Clive sacrificed his horn, and therefore his life, in order to protect humans from going to the Frozen Forest when they die.

It is for this reason that many worshippers of Clive wear pendants of axes around their necks.  Clivean churches will often display axes at the top of their steeples.

The Werewolves have a prince, one Blackfang the Bigbad (sometimes just called Bigbad), who is said to tempt humans into wicked ways and lead them astray from Clive.

Cliveans pray by putting an extended thumb and forefinger to their foreheads, in mimicry of a Unicorn’s horn.  They end their prayers by saying “So There.”

The earliest books of the Lexicornus tell of the creation of the world, and in particular mention that on Tuesday the Unicorns had a bit of a rest and some tea.  For this reason, Tuesday is considered the Unicorns’ day.

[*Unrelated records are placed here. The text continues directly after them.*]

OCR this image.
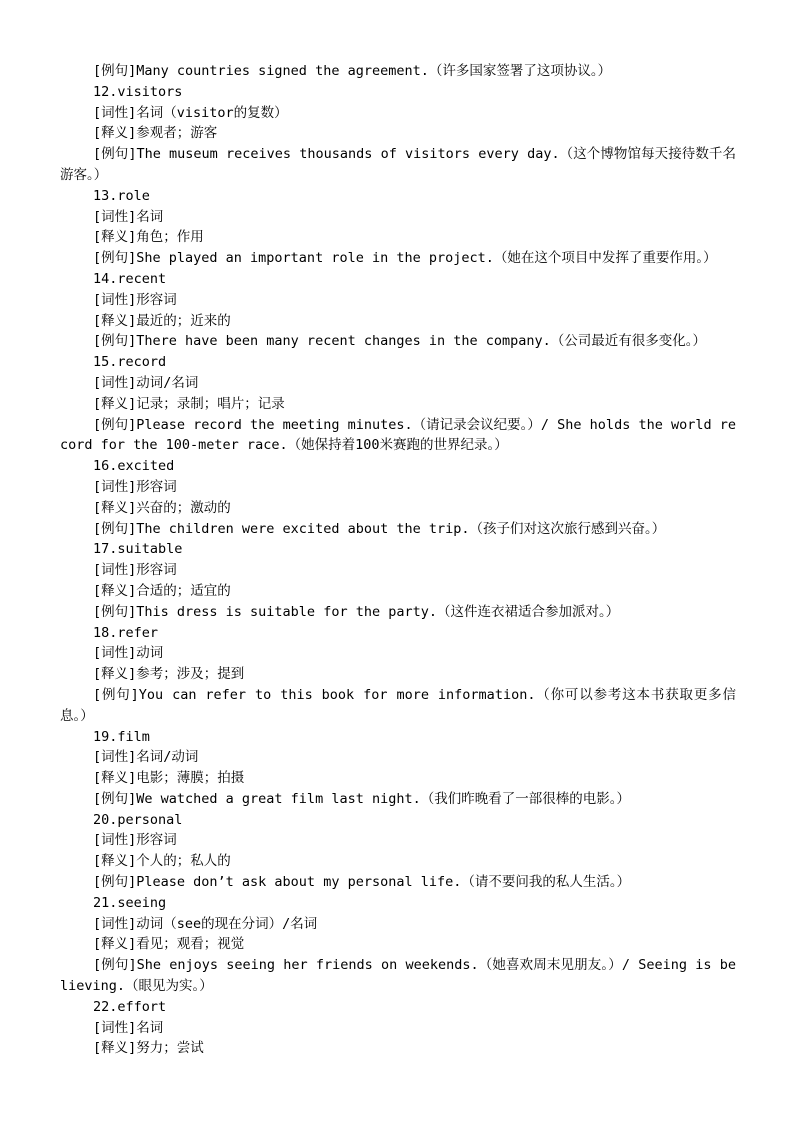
[例句]Many countries signed the agreement.（许多国家签署了这项协议。）

12.visitors

[词性]名词（visitor的复数）

[释义]参观者；游客

[例句]The museum receives thousands of visitors every day.（这个博物馆每天接待数千名游客。）

13.role

[词性]名词

[释义]角色；作用

[例句]She played an important role in the project.（她在这个项目中发挥了重要作用。）

14.recent

[词性]形容词

[释义]最近的；近来的

[例句]There have been many recent changes in the company.（公司最近有很多变化。）

15.record

[词性]动词/名词

[释义]记录；录制；唱片；记录

[例句]Please record the meeting minutes.（请记录会议纪要。）/ She holds the world record for the 100-meter race.（她保持着100米赛跑的世界纪录。）

16.excited

[词性]形容词

[释义]兴奋的；激动的

[例句]The children were excited about the trip.（孩子们对这次旅行感到兴奋。）

17.suitable

[词性]形容词

[释义]合适的；适宜的

[例句]This dress is suitable for the party.（这件连衣裙适合参加派对。）

18.refer

[词性]动词

[释义]参考；涉及；提到

[例句]You can refer to this book for more information.（你可以参考这本书获取更多信息。）

19.film

[词性]名词/动词

[释义]电影；薄膜；拍摄

[例句]We watched a great film last night.（我们昨晚看了一部很棒的电影。）

20.personal

[词性]形容词

[释义]个人的；私人的

[例句]Please don’t ask about my personal life.（请不要问我的私人生活。）

21.seeing

[词性]动词（see的现在分词）/名词

[释义]看见；观看；视觉

[例句]She enjoys seeing her friends on weekends.（她喜欢周末见朋友。）/ Seeing is believing.（眼见为实。）

22.effort

[词性]名词

[释义]努力；尝试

Many Cliveans interpret the Lexicornus to suggest that because the Unicorns buttered their bread on one side when they took their tea,

that there is therefore a right side and a wrong side on which to butter one’s bread.

Not everyone who believes in Unicorns follows Clive specifically; but those who don’t will be discussed on a different page anyway.

Within the Clivean religion there are numerous sub-groups.

Alatheians belong to a church founded by the Apostle Norman, and was organized a few hundred years after Clive’s reported death.  It has saints, and particularly reveres Clive’s filly mother, Snowfeather. Alatheians go to worship every Tuesday and take communion.

Immersivists (named after Frank the Immersed, one of Clive’s early disciples) tend to take the Lexicornus more literally than many others.  They don’t believe in drinking or dancing.